4. Force match a single word or phrase with +

Google search operators also give you the flexibility to add a particular term in your search results. You can use + search term to force an exact match on a single word. For instance, if you are searching for cars and you want to find the one manufactured by Tesla, you can use the two words with the + sign in between.

To be even more specific, you can also put the string in double-quotes.

5. Exclude words or phrases with -

This Google operator is just the opposite of the one above. The minus sign is used before the search term to remove a particular keyword from the search results. It is especially helpful when you’re looking for something that has more than one meaning and you want to exclude that other meaning.

6. Return the cached version of a page with cache:

  • Operator: cache:[url]
  • Example: cache:themeisle.com
  • Example explained: returns the most recently cached version of the Themeisle homepage.

The cache is an advanced search operator. Using this operator will return the most recently cached version of the webpage available on Google.

Keep in mind however that, it won’t show you the latest version of a page; it will just show you the recently crawled version provided that the page is indexed. To use it, simply enter the word “cache” followed by the URL you are looking for. This can be especially helpful if a site is down and you still want to check out a post.

7. Search between dates using daterange:

  • Operator: [term1] daterange:XXXXX-XXXXX
  • Example: Themeisle daterange:19001-19365
  • Example explained: includes all results that match ThemeIsle and were published in 2019 (19001-19365 using the Julian date format).

Let’s say you want to see the most recent information on a search term. How would you do it? You can simply use the daterange operator.

This advanced search operator helps find results within a particular date range. It uses the Julian date format, so you’d need to put the year followed by the number of days since the beginning of the year.

Tip: If you’re confused by Julian dates, you can use this converter to easily find the right numbers.

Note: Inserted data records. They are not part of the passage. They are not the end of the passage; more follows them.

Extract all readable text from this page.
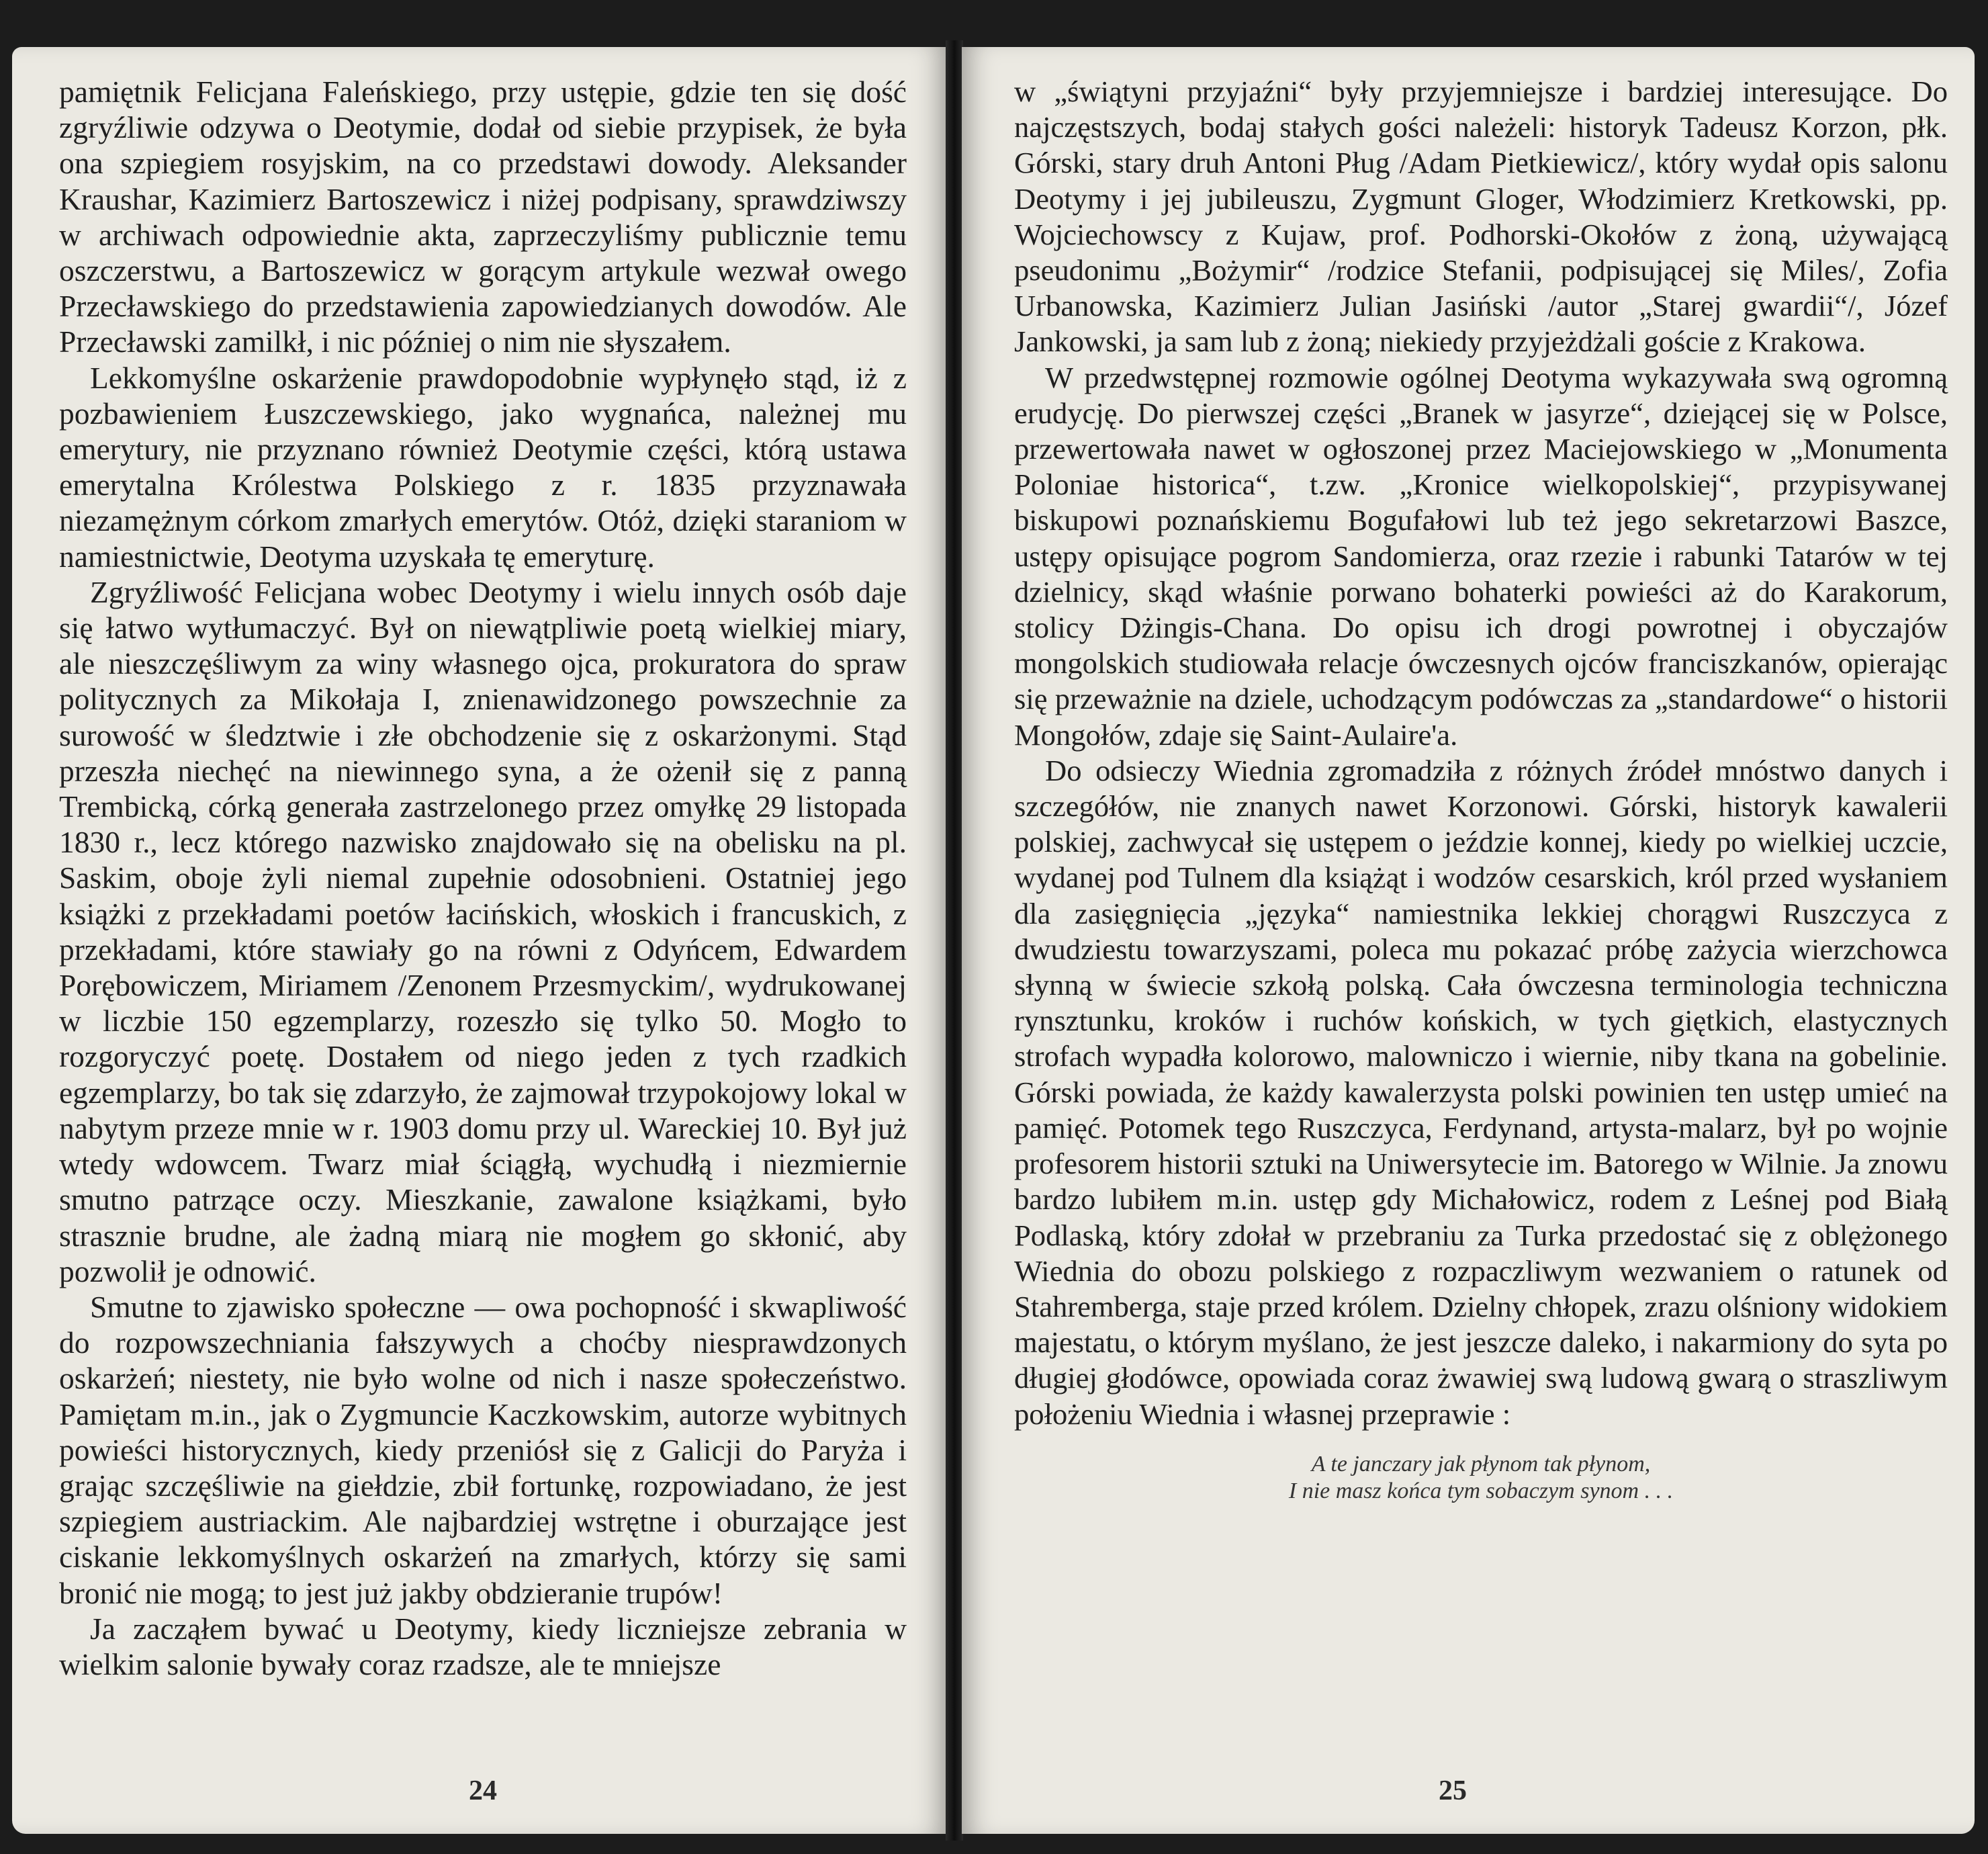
pamiętnik Felicjana Faleńskiego, przy ustępie, gdzie ten się dość zgryźliwie odzywa o Deotymie, dodał od siebie przypisek, że była ona szpiegiem rosyjskim, na co przedstawi dowody. Aleksander Kraushar, Kazimierz Bartoszewicz i niżej podpisany, sprawdziwszy w archiwach odpowiednie akta, zaprzeczyliśmy publicznie temu oszczerstwu, a Bartoszewicz w gorącym artykule wezwał owego Przecławskiego do przedstawienia zapowiedzianych dowodów. Ale Przecławski zamilkł, i nic później o nim nie słyszałem.

Lekkomyślne oskarżenie prawdopodobnie wypłynęło stąd, iż z pozbawieniem Łuszczewskiego, jako wygnańca, należnej mu emerytury, nie przyznano również Deotymie części, którą ustawa emerytalna Królestwa Polskiego z r. 1835 przyznawała niezamężnym córkom zmarłych emerytów. Otóż, dzięki staraniom w namiestnictwie, Deotyma uzyskała tę emeryturę.

Zgryźliwość Felicjana wobec Deotymy i wielu innych osób daje się łatwo wytłumaczyć. Był on niewątpliwie poetą wielkiej miary, ale nieszczęśliwym za winy własnego ojca, prokuratora do spraw politycznych za Mikołaja I, znienawidzonego powszechnie za surowość w śledztwie i złe obchodzenie się z oskarżonymi. Stąd przeszła niechęć na niewinnego syna, a że ożenił się z panną Trembicką, córką generała zastrzelonego przez omyłkę 29 listopada 1830 r., lecz którego nazwisko znajdowało się na obelisku na pl. Saskim, oboje żyli niemal zupełnie odosobnieni. Ostatniej jego książki z przekładami poetów łacińskich, włoskich i francuskich, z przekładami, które stawiały go na równi z Odyńcem, Edwardem Porębowiczem, Miriamem /Zenonem Przesmyckim/, wydrukowanej w liczbie 150 egzemplarzy, rozeszło się tylko 50. Mogło to rozgoryczyć poetę. Dostałem od niego jeden z tych rzadkich egzemplarzy, bo tak się zdarzyło, że zajmował trzypokojowy lokal w nabytym przeze mnie w r. 1903 domu przy ul. Wareckiej 10. Był już wtedy wdowcem. Twarz miał ściągłą, wychudłą i niezmiernie smutno patrzące oczy. Mieszkanie, zawalone książkami, było strasznie brudne, ale żadną miarą nie mogłem go skłonić, aby pozwolił je odnowić.

Smutne to zjawisko społeczne — owa pochopność i skwapliwość do rozpowszechniania fałszywych a choćby niesprawdzonych oskarżeń; niestety, nie było wolne od nich i nasze społeczeństwo. Pamiętam m.in., jak o Zygmuncie Kaczkowskim, autorze wybitnych powieści historycznych, kiedy przeniósł się z Galicji do Paryża i grając szczęśliwie na giełdzie, zbił fortunkę, rozpowiadano, że jest szpiegiem austriackim. Ale najbardziej wstrętne i oburzające jest ciskanie lekkomyślnych oskarżeń na zmarłych, którzy się sami bronić nie mogą; to jest już jakby obdzieranie trupów!

Ja zacząłem bywać u Deotymy, kiedy liczniejsze zebrania w wielkim salonie bywały coraz rzadsze, ale te mniejsze

24

w „świątyni przyjaźni“ były przyjemniejsze i bardziej interesujące. Do najczęstszych, bodaj stałych gości należeli: historyk Tadeusz Korzon, płk. Górski, stary druh Antoni Pług /Adam Pietkiewicz/, który wydał opis salonu Deotymy i jej jubileuszu, Zygmunt Gloger, Włodzimierz Kretkowski, pp. Wojciechowscy z Kujaw, prof. Podhorski-Okołów z żoną, używającą pseudonimu „Bożymir“ /rodzice Stefanii, podpisującej się Miles/, Zofia Urbanowska, Kazimierz Julian Jasiński /autor „Starej gwardii“/, Józef Jankowski, ja sam lub z żoną; niekiedy przyjeżdżali goście z Krakowa.

W przedwstępnej rozmowie ogólnej Deotyma wykazywała swą ogromną erudycję. Do pierwszej części „Branek w jasyrze“, dziejącej się w Polsce, przewertowała nawet w ogłoszonej przez Maciejowskiego w „Monumenta Poloniae historica“, t.zw. „Kronice wielkopolskiej“, przypisywanej biskupowi poznańskiemu Bogufałowi lub też jego sekretarzowi Baszce, ustępy opisujące pogrom Sandomierza, oraz rzezie i rabunki Tatarów w tej dzielnicy, skąd właśnie porwano bohaterki powieści aż do Karakorum, stolicy Dżingis-Chana. Do opisu ich drogi powrotnej i obyczajów mongolskich studiowała relacje ówczesnych ojców franciszkanów, opierając się przeważnie na dziele, uchodzącym podówczas za „standardowe“ o historii Mongołów, zdaje się Saint-Aulaire'a.

Do odsieczy Wiednia zgromadziła z różnych źródeł mnóstwo danych i szczegółów, nie znanych nawet Korzonowi. Górski, historyk kawalerii polskiej, zachwycał się ustępem o jeździe konnej, kiedy po wielkiej uczcie, wydanej pod Tulnem dla książąt i wodzów cesarskich, król przed wysłaniem dla zasięgnięcia „języka“ namiestnika lekkiej chorągwi Ruszczyca z dwudziestu towarzyszami, poleca mu pokazać próbę zażycia wierzchowca słynną w świecie szkołą polską. Cała ówczesna terminologia techniczna rynsztunku, kroków i ruchów końskich, w tych giętkich, elastycznych strofach wypadła kolorowo, malowniczo i wiernie, niby tkana na gobelinie. Górski powiada, że każdy kawalerzysta polski powinien ten ustęp umieć na pamięć. Potomek tego Ruszczyca, Ferdynand, artysta-malarz, był po wojnie profesorem historii sztuki na Uniwersytecie im. Batorego w Wilnie. Ja znowu bardzo lubiłem m.in. ustęp gdy Michałowicz, rodem z Leśnej pod Białą Podlaską, który zdołał w przebraniu za Turka przedostać się z oblężonego Wiednia do obozu polskiego z rozpaczliwym wezwaniem o ratunek od Stahremberga, staje przed królem. Dzielny chłopek, zrazu olśniony widokiem majestatu, o którym myślano, że jest jeszcze daleko, i nakarmiony do syta po długiej głodówce, opowiada coraz żwawiej swą ludową gwarą o straszliwym położeniu Wiednia i własnej przeprawie :

A te janczary jak płynom tak płynom,
I nie masz końca tym sobaczym synom . . .
25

8. Search in results’ URLs with inurl:

  • Operator: inurl:[term1] [term2]
  • Example: inurl:guest-post WordPress
  • Example explained: includes all results for WordPress that include the URL slug guest-post somewhere in their URL.

This Google search operator will help you find a particular keyword within a URL. This means if you are looking for the post from a URL, let’s say on eCommerce, you can use the word eCommerce after the inurl: operator.

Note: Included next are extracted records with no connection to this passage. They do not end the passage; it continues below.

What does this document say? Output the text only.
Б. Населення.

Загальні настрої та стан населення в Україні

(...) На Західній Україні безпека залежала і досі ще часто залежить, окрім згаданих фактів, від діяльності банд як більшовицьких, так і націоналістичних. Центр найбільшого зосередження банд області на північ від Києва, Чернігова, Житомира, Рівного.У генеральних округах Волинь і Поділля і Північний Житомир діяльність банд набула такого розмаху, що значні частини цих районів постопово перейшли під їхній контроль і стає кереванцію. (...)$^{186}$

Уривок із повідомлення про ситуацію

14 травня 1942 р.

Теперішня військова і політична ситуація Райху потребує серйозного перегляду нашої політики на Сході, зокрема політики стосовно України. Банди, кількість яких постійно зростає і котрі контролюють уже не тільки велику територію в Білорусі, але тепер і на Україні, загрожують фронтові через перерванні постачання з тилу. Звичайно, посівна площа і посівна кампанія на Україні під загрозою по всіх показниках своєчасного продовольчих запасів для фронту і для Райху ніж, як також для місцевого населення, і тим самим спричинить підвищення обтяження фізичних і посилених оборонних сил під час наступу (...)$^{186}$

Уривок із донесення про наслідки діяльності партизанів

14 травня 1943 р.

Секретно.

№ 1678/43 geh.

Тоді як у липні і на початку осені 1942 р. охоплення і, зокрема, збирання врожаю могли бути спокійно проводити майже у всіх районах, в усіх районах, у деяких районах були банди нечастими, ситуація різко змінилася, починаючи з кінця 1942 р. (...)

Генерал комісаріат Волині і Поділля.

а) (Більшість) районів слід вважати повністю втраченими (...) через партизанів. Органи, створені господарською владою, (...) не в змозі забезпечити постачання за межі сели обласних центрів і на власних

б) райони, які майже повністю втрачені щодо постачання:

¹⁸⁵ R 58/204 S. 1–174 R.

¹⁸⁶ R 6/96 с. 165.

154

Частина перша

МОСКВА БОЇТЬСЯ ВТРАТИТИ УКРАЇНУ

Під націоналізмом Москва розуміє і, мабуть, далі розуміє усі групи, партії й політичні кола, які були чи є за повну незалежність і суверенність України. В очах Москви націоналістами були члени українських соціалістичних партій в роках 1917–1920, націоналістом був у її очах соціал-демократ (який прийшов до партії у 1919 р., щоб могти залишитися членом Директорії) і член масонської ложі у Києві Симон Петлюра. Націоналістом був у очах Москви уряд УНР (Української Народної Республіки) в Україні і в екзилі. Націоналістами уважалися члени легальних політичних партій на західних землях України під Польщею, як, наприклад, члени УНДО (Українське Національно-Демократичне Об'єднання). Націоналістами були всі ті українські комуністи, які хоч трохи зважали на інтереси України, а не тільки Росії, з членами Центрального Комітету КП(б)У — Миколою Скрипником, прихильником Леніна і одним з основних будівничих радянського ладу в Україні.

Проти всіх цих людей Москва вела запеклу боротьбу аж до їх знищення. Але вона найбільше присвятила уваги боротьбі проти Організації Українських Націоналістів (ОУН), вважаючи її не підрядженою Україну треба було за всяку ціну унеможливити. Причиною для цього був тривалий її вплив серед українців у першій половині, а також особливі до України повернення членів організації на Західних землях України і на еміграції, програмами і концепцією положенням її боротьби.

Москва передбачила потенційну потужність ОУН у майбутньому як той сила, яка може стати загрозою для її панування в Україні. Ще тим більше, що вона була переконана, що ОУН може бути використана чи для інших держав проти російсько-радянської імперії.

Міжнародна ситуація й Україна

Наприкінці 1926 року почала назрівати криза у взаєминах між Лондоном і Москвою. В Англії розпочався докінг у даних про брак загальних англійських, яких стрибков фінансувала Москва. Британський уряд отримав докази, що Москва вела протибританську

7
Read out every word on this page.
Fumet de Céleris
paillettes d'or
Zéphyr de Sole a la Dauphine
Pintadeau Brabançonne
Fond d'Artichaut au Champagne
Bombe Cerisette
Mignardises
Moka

Alternatively, you can also use a broad term before the operator and then add the keyword that should be in the URL.

9. Search for specific types of files with filetype:

This is one of the most useful advanced Google search operators, and it will help you find the target page with a particular format.

It restricts your search results to a particular file format like PDF, TXT, and the like. So, if you want to find documents for the topic you’re researching, you can do so by using the filetype search operator. I personally use it for finding PDF reports for creating statistics for sites like HubSpot and Facebook.

10. Search between years using ..

This is the last search operator on our list, and it is very similar to the daterange operator, except that it doesn’t follow the Julian date format.

With .., you can search between two year ranges. However, it doesn’t let you search for specific days as daterange allows for.

Final words

Google search operators are categorized into basic and advanced. We have listed just a few of them, and there are many other search operators available.

However, if you use the above operators in the right way, it will be enough to find exactly what you need. You can even pair them up for more precise results.

Once you get the hang of them, you can use search operators to help you improve your site’s SEO, find guest post opportunities, and more.

I hope this post helped you learn something new about the Google search engine. Have you used any of the above operators? How have they worked out for you? Let me know in the comments section.